Second Amendment cases up early
Friday, August 21st, 2009 3:04 pm |

The Supreme Court will consider two new cases on the scope of individuals’ Second Amendment right to have guns at its first Conference for the new Term, on Sept. 29, according to the Court’s electronic docket. Both petitions challenge a Seventh Circuit Court ruling that the Amendment does not restrict gun control laws adopted by state, county or city government, but applies only to federal laws. The cases are National Rifle Association v. Chicago (08-1497) and McDonald v. Chicago (08-1521).

The so-called “incorporation” issue is the most significant sequel issue raised in the wake of the Court’s 2008 decision in District of Columbia v. Heller, recognizing for the first time a personal right to have a gun for self-defense, at least in one’s home.

If the Court agrees to hear the new cases after its first look, that could be announced as early as the day after the Conference — that is, on Wed., Sept. 30. The first Conference of a new Term customarily is held in advance of the Term’s formal opening; this year, the Term starts Oct. 5.

The Court has not yet scheduled a time to consider another pending case on the Second Amendment issue — Maloney v. Rice (08-1592). The response in that case is now due on Aug. 28. The new Justice, Sonia Sotomayor, took part in the Maloney case when she was on the Second Circuit Court. Like the Seventh Circuit, the Second found that the Second Amendment only applies to federal laws. When the Justices consider the Maloney case, Sotomayor is not expected to take part. The fact that she had taken part in a ruling on the issue in one case, however, would not require her to withdraw from considering cases from other Circuits, like the Chicago cases.

http://www.scotusblog.com/wp/second-amendment-cases-up-early/
 
The scotus blog states Sotomayor will not be able to participate in the Maloney case because she was involved in that case at the Appellate Court level. But she can participate in the other two cases.

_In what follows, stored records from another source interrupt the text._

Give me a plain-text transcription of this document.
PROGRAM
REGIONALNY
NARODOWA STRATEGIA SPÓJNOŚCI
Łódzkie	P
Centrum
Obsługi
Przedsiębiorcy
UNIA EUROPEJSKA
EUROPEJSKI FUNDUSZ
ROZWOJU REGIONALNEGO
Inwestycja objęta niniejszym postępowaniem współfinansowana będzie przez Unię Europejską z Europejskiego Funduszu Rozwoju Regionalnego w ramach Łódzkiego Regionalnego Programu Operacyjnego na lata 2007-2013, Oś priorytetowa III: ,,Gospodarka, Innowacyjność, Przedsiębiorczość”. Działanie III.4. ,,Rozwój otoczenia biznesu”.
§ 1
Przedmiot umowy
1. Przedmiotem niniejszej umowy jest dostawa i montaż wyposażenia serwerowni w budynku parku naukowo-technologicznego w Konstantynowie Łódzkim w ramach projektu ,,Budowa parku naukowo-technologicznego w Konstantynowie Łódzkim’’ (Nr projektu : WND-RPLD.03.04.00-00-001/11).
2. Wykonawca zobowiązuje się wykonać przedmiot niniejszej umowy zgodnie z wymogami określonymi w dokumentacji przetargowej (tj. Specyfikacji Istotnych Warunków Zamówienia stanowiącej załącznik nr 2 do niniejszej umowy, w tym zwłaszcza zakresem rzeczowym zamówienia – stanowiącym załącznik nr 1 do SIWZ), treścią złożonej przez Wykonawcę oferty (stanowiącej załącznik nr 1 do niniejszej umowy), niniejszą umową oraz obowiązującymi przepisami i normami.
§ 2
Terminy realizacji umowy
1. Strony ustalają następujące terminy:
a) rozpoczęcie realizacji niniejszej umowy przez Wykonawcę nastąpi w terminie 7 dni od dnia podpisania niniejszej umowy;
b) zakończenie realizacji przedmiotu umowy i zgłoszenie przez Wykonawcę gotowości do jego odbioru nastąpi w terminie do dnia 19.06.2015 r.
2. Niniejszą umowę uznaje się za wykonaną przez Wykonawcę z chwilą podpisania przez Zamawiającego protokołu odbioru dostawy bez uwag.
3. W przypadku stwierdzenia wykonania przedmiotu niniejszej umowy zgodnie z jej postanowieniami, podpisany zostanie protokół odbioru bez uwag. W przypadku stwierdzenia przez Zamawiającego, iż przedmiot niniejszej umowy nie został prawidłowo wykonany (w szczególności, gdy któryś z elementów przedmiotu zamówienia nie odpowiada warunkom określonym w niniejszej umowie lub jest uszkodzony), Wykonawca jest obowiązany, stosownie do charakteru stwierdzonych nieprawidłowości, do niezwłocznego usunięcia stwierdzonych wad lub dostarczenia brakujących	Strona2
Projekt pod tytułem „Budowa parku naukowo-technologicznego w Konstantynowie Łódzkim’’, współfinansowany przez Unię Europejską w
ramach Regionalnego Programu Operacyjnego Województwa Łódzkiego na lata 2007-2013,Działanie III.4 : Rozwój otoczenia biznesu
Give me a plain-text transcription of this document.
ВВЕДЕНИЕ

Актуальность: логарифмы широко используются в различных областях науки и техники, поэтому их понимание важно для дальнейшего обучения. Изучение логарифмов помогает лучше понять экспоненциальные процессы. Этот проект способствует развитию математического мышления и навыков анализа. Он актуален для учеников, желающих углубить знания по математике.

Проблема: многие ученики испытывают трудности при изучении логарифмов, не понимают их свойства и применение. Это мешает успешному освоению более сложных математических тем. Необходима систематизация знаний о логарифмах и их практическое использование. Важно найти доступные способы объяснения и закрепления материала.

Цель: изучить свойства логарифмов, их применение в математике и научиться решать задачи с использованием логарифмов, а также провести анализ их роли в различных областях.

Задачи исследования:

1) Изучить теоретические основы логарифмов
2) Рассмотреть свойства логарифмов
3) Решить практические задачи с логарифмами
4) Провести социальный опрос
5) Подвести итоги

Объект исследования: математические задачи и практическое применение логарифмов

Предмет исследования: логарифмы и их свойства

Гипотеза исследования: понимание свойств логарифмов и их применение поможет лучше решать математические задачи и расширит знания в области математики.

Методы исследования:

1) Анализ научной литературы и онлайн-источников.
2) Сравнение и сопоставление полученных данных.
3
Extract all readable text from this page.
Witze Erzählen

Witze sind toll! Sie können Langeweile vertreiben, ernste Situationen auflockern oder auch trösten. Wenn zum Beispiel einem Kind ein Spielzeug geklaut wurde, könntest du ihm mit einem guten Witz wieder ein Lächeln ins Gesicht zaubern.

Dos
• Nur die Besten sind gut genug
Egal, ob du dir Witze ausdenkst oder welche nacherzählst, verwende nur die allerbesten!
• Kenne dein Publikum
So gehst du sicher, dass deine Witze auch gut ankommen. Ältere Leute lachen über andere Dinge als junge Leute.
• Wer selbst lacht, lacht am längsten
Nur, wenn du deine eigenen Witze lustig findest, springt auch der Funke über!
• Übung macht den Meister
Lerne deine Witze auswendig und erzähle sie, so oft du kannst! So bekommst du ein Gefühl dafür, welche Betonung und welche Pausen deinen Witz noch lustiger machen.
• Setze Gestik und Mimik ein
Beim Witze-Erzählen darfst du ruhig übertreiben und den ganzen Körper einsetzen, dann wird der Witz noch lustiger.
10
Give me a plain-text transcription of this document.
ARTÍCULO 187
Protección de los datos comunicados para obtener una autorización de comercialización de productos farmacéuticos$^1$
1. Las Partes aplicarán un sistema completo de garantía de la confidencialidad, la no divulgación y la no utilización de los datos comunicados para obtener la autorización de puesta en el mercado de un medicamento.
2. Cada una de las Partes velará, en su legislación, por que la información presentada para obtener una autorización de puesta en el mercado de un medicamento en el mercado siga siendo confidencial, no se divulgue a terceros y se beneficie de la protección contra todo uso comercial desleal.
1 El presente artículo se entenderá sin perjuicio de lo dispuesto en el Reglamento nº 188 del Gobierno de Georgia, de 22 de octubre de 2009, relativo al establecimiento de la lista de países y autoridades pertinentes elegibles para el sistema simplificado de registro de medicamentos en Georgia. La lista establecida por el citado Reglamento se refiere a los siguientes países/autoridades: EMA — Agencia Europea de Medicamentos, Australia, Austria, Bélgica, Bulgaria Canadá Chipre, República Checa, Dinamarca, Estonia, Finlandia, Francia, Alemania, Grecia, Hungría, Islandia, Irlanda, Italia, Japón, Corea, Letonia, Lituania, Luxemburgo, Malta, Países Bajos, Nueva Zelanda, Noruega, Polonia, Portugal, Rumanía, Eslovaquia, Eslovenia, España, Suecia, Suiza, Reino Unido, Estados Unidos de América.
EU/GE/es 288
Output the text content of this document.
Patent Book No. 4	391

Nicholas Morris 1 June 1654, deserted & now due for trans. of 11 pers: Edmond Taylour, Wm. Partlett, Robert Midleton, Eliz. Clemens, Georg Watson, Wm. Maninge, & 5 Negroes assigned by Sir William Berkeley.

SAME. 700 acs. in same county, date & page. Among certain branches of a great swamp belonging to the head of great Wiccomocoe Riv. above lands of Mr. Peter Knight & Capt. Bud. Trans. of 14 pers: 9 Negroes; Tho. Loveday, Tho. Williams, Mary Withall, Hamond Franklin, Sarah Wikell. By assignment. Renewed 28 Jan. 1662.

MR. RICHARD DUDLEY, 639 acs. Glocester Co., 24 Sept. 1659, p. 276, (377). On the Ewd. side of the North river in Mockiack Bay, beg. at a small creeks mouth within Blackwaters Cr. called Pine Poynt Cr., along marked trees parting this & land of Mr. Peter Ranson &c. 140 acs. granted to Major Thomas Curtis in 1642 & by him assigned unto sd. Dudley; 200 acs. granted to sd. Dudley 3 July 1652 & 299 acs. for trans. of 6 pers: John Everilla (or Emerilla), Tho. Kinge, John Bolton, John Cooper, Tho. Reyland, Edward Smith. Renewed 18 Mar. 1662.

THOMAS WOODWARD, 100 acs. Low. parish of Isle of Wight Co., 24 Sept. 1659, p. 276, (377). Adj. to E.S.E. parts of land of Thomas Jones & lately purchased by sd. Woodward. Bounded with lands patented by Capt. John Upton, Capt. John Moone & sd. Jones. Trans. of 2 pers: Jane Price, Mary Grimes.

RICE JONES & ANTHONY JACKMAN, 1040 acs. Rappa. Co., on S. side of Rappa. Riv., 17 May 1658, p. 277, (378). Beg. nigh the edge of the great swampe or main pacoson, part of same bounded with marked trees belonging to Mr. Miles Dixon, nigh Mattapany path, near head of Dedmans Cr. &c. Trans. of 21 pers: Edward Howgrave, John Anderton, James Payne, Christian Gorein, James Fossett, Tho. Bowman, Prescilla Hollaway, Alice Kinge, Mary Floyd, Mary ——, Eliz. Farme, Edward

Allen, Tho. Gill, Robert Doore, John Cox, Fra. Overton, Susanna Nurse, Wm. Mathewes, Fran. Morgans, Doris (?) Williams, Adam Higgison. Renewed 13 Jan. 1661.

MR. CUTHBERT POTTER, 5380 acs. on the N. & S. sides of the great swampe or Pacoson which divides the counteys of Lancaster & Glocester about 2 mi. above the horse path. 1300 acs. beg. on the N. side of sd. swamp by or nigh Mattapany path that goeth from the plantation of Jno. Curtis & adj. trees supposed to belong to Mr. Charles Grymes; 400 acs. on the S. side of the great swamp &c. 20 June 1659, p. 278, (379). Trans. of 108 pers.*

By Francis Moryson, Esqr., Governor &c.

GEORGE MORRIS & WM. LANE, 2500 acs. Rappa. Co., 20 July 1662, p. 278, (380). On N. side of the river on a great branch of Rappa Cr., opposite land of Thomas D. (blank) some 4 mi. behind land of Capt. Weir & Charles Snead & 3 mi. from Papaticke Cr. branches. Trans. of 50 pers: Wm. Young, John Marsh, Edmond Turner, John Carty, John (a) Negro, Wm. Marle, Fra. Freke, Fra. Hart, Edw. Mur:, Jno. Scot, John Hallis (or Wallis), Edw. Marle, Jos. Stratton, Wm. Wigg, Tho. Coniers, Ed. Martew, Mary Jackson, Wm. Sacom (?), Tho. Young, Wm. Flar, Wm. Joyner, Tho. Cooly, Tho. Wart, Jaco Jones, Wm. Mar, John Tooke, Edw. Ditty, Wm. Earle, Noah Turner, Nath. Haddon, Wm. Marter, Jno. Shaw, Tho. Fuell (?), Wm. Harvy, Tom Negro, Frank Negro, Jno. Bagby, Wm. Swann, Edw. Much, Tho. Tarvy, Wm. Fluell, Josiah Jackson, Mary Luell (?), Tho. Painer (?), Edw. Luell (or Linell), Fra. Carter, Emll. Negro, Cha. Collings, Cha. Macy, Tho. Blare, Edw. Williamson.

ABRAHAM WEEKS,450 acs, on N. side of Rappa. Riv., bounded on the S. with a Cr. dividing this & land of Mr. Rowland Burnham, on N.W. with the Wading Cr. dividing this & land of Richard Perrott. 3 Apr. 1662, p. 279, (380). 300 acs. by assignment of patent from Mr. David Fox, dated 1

Sotomayor has stated she accepts Heller as the "law of the land".

So, if she votes no on incorporation, I wonder what "can of worms" she'll open up to justify that "no" decision?

Oh, I'm sure she might rely on "States Rights" arguments but that could backfire on her on other cases in the future.

But if she really believes Heller, supra, is the "law of the land", how can she honestly not rule for incorporation?

Any thoughts?
 
"Any thoughts?"

I think that Sotomayer's presence on the Court will be a net zero as regards gun rights. She replaced Souter, who was strongly anti-gun, dissenting in Heller.

Tim
 
Sure would be nice to have it set straight though wouldn't it?

I don't see how they can logically deny incorporation of rights the federal government deems to be individual.

That doesn't mean they won't...... *sigh*
 
Considering jurisprudence and stare decisis ...

Incorporation is a much more "settled" concept than was the individual right to arms. Simply put ... as long as the court decides for or against 2A incorporation, I think that there will be a strong majority in favor. That majority would dwindle if they decided to more expansively rule on what is permissible, and what is not, in the way of gun regs.
 
Don't fool yourself into having hope that Sotomayor will make it 6-3 because she says she accepts Heller. She's extremely anti-gun. She knows it and we know it, but she had to pretend she is pro-2nd Amendment for the circus that was her confirmation. She knows damn well she is going to vote against the 2nd Amendment on any case that comes before her; doesn't matter if the case is now or in 10 years, she already knows she'll vote to crap on the 2nd. I imagine she's already working out how she'll word her dissent with the other 3; which is fine because we have the Heller 5 on our side. It will be a 5-4 victory for incorporation. Game over; we win, the Brady's lose.
 
Was incorporation addressed directly in Heller? Or was it more like dicta? I don't feel like reading Heller right now. I was wondering if someone knew off the top of their head. As you all know, dicta is regarded as of little authority.
 
Sotomayor has stated she accepts Heller as the "law of the land".

Which means nothing unless you live in D.C. or another federally governed district.

Heller sets a principle, but a principle that is not currently applied to the states because it is not considered "incorporated".

So it could be "the law of the land", and still be held to only apply to exactly what it applied to by someone so inclined.

Lip service, that appears to mean to the listener what the listener wants it to mean, but really means only what it says. That the Heller decision for the District of Columbia is the "law of the land" for the District of Columbia.

She could still decide it is not incorporated against the states without altering the "law of the land" for the District of Columbia. Therefor never lying.
She said that during confirmation hearings- it means nothing now. We may yet find out if she really believes that or was just trying to win her senate confirmation.

Of course, even outright lying to be sworn in or elected, and then doing something different is done by politicians all the time.
She replaced another anti, so whether she voted for or against would not change the immediate makeup of the court.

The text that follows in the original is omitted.